Pharmacokinetics and Metabolism

The absorption, distribution, metabolism and excretion of bicalutamide has been investigated after administration of a single 50 mg oral dose to volunteers. The results indicated that the dose was extensively absorbed and was excreted almost equally in urine (36%) and faeces (43%) over a 9 day collection period. There is no evidence of any clinically significant effect of food on bioavailability. Steady state plasma concentrations of the (R)-enantiomer of approximately 9 ug/ml are observed during daily administration of 50 mg doses of bicalutamide. At steady state, the active (R)-enantiomer accounts for 99% of the circulating plasma bicalutamide concentration. Bicalutamide is highly protein bound (racemate 96%, R-enantiomer 99.6%).
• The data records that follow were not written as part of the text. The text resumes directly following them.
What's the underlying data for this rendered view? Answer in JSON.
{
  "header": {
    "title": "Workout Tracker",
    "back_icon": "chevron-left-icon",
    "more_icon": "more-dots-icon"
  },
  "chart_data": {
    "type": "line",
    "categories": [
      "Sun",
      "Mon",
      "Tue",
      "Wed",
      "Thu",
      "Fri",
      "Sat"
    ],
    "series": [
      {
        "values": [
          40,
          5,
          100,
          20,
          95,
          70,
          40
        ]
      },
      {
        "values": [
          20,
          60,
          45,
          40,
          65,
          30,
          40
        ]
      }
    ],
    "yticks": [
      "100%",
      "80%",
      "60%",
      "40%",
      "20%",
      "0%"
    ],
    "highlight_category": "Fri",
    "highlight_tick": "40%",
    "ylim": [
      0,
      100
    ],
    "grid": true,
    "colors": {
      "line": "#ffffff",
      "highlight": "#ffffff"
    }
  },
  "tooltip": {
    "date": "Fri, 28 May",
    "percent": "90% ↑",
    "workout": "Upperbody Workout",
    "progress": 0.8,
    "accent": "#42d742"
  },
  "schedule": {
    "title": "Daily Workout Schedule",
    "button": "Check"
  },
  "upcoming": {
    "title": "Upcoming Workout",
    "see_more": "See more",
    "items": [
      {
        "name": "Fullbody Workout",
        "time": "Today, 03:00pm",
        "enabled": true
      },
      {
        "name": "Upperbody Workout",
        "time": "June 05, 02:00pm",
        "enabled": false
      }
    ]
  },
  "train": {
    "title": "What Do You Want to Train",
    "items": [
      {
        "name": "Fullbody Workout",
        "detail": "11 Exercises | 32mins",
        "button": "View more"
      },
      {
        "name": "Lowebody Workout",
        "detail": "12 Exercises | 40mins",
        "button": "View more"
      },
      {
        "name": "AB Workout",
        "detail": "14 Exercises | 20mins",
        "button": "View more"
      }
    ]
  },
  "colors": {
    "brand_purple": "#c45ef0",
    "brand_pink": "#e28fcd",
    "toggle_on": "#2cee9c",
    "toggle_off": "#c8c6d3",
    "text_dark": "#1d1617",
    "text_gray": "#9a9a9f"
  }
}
On daily administration, the (R)-enantiomer accumulates about 10-fold in plasma, consistent with an elimination half-life of approximately one week. The (S)-enantiomer is very rapidly cleared relative to the (R)-enantiomer. The pharmacokinetics of the (R)-enantiomer are unaffected by age, renal impairment or mild to moderate hepatic impairment. Patients with severe hepatic impairment eliminate the (R)-enantiomer from plasma more slowly. Bicalutamide is extensively metabolized via both oxidation and glucuronidation with approximately equal renal and biliary elimination of the metabolites. A comparative bioavailability study of bicalutamide tablets was performed versus Casodex(r) using healthy adult volunteers. Pharmacokinetic and bioavailability data were measured and the results are summarized in the following table:

*TMAX is presented as the mean (CV%)

+ Casodex (r) is manufactured by AstraZeneca Canada Inc., and was purchased in Canada.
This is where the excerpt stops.